We've discussed various ways, and I still think that the single landmark
is simpler. But handling the case when a most might move between a link
with DNA capable routers and a link without such routers (as well as
links that have some of each) is tricky.
> However, this has the disadvantage that routers have to listen to
> other RAs and (effectively) do a proxy advertisement for prefixes it
> itself is not advertising. I have some fairly strong qualms about that
> approach...
Because of the prefixes or something else?

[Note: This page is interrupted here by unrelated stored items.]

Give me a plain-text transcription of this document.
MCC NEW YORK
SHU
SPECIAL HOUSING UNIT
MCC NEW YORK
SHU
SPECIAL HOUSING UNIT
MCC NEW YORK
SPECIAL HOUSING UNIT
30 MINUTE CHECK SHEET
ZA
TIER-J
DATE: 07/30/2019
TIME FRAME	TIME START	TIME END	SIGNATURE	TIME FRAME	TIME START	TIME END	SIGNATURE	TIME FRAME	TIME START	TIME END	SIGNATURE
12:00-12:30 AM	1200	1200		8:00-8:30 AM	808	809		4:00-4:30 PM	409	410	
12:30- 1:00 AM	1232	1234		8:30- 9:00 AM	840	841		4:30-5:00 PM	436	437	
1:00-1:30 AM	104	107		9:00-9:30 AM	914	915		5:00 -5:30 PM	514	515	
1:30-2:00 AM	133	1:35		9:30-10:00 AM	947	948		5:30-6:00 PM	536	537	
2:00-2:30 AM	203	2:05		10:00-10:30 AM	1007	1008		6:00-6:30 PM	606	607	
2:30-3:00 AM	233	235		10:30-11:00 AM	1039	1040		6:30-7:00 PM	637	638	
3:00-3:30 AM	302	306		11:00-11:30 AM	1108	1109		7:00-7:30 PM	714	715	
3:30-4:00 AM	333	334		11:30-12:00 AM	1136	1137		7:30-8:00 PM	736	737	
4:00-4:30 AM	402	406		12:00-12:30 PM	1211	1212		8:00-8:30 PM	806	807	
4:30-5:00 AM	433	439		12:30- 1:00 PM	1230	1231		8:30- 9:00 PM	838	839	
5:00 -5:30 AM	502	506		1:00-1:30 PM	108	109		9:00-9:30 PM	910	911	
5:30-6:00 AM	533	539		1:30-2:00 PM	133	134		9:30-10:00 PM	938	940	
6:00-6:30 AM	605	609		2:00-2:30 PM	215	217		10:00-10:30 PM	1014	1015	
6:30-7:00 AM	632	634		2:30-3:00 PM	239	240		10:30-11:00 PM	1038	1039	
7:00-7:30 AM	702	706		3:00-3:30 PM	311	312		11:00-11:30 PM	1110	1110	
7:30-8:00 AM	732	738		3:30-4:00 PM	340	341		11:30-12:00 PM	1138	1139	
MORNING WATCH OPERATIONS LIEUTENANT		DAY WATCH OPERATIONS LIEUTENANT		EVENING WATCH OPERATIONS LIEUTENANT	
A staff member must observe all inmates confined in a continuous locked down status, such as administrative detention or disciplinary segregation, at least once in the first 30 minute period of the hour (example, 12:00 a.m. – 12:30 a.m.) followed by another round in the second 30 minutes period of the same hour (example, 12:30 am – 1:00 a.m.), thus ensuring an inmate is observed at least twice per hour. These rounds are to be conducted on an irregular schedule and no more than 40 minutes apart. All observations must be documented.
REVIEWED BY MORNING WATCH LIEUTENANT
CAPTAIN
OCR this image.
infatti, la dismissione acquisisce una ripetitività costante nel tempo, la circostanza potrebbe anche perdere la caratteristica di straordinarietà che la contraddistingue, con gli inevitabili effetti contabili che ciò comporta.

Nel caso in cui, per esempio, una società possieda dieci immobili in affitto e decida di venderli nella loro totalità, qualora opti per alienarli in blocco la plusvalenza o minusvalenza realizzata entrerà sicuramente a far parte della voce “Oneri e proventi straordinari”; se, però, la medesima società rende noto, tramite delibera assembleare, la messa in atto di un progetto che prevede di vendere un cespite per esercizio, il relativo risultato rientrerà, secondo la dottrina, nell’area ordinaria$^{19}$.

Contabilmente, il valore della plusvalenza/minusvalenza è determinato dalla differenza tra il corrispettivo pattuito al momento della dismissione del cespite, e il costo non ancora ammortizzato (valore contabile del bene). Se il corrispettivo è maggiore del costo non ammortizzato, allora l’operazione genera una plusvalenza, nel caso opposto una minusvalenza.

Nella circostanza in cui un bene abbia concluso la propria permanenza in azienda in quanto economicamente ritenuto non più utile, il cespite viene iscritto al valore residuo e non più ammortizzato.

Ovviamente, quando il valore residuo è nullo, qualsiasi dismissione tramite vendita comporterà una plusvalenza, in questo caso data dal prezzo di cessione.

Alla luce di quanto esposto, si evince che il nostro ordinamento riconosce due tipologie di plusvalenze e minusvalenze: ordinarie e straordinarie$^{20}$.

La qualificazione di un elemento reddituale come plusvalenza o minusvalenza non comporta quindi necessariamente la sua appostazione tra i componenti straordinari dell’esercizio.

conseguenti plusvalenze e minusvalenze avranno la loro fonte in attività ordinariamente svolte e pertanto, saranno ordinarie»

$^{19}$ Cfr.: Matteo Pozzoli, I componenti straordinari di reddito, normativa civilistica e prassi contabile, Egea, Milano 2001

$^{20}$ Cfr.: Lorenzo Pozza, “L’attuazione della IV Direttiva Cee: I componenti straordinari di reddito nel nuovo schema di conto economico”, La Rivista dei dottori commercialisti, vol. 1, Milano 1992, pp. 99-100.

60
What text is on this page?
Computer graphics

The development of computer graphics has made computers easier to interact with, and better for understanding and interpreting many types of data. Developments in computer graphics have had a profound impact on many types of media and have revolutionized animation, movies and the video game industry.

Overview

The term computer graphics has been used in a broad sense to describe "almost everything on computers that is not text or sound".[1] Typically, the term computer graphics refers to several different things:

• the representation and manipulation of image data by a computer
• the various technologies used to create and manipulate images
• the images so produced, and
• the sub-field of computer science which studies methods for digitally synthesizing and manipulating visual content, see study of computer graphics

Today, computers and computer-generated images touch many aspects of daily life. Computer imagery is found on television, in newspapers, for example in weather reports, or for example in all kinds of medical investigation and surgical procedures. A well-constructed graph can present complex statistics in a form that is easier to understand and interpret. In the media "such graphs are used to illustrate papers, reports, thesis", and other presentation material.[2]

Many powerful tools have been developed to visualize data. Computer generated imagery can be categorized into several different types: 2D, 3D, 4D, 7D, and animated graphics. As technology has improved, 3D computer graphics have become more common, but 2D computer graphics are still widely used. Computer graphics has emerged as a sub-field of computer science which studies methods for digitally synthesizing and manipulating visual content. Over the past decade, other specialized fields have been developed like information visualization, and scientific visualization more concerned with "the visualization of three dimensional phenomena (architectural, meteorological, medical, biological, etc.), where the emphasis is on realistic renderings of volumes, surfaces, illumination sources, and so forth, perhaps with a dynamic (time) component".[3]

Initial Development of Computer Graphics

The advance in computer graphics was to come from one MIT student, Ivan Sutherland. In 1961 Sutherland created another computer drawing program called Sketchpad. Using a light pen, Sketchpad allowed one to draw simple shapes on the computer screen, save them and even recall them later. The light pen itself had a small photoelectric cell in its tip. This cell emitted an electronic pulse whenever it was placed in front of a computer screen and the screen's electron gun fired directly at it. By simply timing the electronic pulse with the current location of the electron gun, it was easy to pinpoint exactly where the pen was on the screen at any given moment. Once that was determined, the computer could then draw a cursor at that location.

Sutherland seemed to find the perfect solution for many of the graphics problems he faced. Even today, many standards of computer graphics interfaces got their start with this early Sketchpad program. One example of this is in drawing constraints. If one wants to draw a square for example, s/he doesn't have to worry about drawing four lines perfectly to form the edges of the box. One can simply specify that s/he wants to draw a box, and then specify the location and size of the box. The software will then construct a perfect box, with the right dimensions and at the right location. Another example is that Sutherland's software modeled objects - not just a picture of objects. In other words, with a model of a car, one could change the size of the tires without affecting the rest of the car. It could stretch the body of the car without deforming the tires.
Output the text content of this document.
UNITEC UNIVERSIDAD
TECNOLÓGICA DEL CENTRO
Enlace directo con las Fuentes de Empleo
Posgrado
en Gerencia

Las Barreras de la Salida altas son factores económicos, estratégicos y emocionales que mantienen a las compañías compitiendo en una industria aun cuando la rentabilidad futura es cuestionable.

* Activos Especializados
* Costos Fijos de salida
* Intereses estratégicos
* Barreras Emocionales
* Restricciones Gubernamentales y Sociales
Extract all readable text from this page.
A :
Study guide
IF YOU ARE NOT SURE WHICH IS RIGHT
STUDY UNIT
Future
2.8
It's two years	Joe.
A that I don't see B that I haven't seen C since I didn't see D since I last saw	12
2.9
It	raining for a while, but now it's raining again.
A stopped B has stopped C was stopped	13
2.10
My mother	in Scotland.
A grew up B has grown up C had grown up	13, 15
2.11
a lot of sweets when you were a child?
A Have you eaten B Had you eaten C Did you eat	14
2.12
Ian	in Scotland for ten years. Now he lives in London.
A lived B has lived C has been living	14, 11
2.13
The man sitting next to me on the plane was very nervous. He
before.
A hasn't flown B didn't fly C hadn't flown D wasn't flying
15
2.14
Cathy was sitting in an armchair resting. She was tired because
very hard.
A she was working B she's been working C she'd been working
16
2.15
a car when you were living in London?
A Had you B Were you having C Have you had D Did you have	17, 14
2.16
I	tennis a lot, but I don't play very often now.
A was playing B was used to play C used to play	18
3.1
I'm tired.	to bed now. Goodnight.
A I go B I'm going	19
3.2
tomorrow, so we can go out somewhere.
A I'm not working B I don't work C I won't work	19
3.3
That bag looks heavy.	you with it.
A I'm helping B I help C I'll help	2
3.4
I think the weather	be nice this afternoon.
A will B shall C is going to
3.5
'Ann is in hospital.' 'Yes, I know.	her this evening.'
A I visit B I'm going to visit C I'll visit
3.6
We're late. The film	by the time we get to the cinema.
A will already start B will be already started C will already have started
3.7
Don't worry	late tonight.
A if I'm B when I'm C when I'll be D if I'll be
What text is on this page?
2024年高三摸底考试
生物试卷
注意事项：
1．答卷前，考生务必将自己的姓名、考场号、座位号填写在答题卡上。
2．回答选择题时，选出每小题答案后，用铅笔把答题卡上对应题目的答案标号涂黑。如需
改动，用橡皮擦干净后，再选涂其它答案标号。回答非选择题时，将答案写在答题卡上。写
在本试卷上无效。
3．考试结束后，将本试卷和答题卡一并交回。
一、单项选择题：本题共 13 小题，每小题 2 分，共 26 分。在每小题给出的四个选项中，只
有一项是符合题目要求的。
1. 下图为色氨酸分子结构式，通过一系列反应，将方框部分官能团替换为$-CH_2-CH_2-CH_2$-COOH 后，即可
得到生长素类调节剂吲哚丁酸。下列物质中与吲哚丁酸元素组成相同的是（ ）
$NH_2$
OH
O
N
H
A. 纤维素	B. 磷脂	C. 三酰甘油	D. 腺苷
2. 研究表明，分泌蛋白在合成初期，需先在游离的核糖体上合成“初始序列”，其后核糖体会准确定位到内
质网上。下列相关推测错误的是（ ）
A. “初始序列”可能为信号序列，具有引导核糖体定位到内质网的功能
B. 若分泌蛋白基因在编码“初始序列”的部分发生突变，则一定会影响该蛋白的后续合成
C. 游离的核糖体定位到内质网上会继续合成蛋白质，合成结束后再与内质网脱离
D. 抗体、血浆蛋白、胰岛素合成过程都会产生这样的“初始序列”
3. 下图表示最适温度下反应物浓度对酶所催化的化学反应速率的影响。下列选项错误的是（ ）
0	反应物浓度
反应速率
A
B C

These prefixes are only used for DNA; they do not effect the 2461/62
operation.
The routers have to keep track of each other in any case to be able to
have one of them immediately respond to an all-routers RS.
> On the other hand, a lower overhead mechanism would be to be able to
> ask "are you the same router on link Foo that I was talking to
> previously?"
But that approach optimizes only for the case of non-movement. We need a
balance that also optimizes for the case of movement.
> I'm also a bit worried that one time DNA will get used a lot is at,
> say, IETFs where the network is barely functioning. That seems like
> the wrong time to have a bunch of nodes invoke DNA at the same time
> and all send out multicast RSs...
I thought it was the 802.11 associate frames that were problematic on
Monday's at the IETF ;-)
Seriously, it is hard to optimize for the case of flaky infrastructure
(like IETF on Monday morning), and at the same time also optimize for
non-movement as well as movement.
I think that would be an over-constrained problem.